Un humanisme sans complaisance

erasme

 

À quoi bon reparler d'humanisme ? Au vu des doutes et incertitudes actuelles, il serait probablement utile de réinventer un récit philosophique partageable qui redonne une cohésion et une confiance collective. L'humanisme pourrait être un antidote à la vision utilitariste de l'homme, au vide idéologique contemporain, tout comme aux extrémismes religieux. L'humanisme est une doctrine suffisamment large pour qu'elle soit reprise par beaucoup de personnes de bonne volonté. Mais, il nous faut redéfinir l'humanisme, car si l'on veut qu'il soit efficace, il faut un humanisme sans complaisance.

Mettre l’homme en avant ne suffit pas, car la barbarie est – hélas – très humaine. Chaque homme peut aussi bien devenir un monstre stupide, ignorant, avide, sadique, haineux, qu’un sage empathique, savant, créatif et altruiste. Il peut surtout devenir une victime de l’idéologie.

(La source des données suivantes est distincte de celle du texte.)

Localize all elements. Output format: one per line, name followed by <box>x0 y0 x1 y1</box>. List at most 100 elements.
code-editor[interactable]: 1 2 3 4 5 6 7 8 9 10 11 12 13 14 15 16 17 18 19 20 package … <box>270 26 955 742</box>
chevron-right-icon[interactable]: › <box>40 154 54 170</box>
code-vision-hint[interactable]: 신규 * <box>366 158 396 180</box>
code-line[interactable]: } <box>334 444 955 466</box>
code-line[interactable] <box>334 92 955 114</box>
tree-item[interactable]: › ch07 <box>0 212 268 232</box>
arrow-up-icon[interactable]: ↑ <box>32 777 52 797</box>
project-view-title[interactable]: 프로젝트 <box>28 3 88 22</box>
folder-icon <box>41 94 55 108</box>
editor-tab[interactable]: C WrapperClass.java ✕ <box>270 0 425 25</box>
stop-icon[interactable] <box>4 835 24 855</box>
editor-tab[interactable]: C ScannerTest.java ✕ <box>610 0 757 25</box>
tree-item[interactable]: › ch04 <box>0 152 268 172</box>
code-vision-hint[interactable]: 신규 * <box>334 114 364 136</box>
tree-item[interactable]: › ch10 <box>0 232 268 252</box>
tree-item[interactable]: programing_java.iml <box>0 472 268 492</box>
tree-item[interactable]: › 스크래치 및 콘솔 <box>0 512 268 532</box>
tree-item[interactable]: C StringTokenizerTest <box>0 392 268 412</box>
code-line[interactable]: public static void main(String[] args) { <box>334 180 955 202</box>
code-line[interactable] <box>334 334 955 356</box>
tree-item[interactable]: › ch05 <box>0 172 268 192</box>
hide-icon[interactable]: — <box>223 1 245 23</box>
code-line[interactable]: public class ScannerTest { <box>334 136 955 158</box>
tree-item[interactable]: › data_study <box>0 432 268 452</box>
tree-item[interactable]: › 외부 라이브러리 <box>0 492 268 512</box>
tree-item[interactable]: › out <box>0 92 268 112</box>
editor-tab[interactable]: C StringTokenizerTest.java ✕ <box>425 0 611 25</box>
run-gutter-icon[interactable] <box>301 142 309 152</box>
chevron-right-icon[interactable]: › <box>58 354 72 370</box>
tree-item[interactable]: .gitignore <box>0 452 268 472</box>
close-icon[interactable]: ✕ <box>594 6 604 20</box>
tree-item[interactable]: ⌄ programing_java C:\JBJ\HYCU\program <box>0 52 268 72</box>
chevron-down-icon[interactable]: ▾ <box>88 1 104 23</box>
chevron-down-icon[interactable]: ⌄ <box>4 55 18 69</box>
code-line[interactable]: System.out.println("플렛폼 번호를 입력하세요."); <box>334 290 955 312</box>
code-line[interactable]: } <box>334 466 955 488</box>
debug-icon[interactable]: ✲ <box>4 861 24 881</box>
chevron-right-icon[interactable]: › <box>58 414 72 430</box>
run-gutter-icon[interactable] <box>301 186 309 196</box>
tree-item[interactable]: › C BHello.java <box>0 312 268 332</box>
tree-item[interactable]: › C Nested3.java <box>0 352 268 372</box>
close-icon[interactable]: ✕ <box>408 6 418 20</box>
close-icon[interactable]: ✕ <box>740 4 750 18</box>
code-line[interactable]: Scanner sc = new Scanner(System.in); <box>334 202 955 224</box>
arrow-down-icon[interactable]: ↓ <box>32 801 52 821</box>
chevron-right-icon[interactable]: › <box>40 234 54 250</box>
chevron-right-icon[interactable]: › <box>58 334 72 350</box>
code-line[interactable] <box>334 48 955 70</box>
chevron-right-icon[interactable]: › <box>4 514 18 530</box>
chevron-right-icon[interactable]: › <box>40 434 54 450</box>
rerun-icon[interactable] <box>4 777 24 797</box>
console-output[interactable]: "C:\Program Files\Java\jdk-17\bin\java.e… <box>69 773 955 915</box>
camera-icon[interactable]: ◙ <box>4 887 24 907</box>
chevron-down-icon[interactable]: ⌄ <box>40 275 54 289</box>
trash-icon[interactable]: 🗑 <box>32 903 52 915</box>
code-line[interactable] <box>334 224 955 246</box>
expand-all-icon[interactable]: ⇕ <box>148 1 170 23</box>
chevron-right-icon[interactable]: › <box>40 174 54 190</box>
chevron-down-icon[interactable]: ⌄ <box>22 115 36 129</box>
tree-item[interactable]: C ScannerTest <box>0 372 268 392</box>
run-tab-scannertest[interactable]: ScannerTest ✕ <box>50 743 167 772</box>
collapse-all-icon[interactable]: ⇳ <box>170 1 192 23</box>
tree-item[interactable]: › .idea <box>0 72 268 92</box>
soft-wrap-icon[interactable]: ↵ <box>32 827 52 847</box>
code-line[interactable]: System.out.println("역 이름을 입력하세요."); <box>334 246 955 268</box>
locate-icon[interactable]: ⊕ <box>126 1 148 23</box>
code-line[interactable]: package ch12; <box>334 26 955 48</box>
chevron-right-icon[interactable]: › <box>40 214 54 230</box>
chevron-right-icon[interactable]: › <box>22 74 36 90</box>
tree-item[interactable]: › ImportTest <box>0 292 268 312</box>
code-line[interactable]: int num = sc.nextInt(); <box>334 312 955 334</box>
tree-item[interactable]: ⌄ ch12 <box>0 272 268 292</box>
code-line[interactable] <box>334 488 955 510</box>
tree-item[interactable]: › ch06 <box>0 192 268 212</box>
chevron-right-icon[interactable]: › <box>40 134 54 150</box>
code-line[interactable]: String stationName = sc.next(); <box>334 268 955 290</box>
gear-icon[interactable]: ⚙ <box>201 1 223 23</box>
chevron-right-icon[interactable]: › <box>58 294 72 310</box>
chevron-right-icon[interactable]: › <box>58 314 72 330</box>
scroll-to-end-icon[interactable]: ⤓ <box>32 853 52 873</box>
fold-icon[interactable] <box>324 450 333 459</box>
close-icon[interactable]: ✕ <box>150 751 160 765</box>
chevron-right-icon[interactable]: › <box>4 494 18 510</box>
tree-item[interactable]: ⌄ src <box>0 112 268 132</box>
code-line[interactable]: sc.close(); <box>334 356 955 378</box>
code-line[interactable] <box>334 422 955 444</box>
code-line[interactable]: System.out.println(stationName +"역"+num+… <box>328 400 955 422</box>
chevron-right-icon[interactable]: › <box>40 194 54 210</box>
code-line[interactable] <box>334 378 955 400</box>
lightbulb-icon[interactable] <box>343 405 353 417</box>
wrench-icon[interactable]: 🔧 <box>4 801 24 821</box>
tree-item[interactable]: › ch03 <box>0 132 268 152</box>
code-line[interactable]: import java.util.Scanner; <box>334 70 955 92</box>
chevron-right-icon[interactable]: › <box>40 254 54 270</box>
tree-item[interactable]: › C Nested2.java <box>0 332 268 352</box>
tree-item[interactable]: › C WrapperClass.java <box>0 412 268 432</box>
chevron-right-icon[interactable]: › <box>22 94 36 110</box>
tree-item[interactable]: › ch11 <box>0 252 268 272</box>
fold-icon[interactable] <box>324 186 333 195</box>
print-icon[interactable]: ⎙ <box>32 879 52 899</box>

Les pires barbaries ont presque toujours été commises au nom de principes idéologiques et religieux : guerres de religion en Europe, massacres des juifs sous le nazisme, assassinats de masse sous le communisme. C’est toujours au nom de croyances idéologiques et religieuses – ce qui est le propre de l’homme – que le plus inhumain est perpétré. L'humanisme ne peut être une simple idéalisation de l’homme. Il faut le définir autrement et mieux. Pour cela l’humanité est une notion intéressante.

L'usage linguistique a consacré les termes d'humain et d'humanité pour signifier digne, sage et empathique. Par opposition, en cas de violence destructrice pour les individus et désorganisatrice pour la sociabilité, on parle de barbarie. L'usage courant du terme "humanité" valorise et généralise ce qui forge la sociabilité et simultanément l'épanouissement individuel. C'est une position éthique qui indique un but. On désigne par humain ce que devrait être l'homme, les qualités qu'il devrait avoir pour une vie harmonieuse. Dans cette perspective, l'éthique humaniste consiste à faire en sorte que l'humanité, possible chez l'homo-sapiens, advienne. L'humanité est à construire par l'éducation, la connaissance la plus large possible, l'acquisition d'une sagesse (voir l'article : → Humanité ou sagesse ? ) et collectivement l'avancée civilisationnelle. Pour que l'humanisme soit efficace, il faut qu'il soit à la fois volontariste et sans complaisance.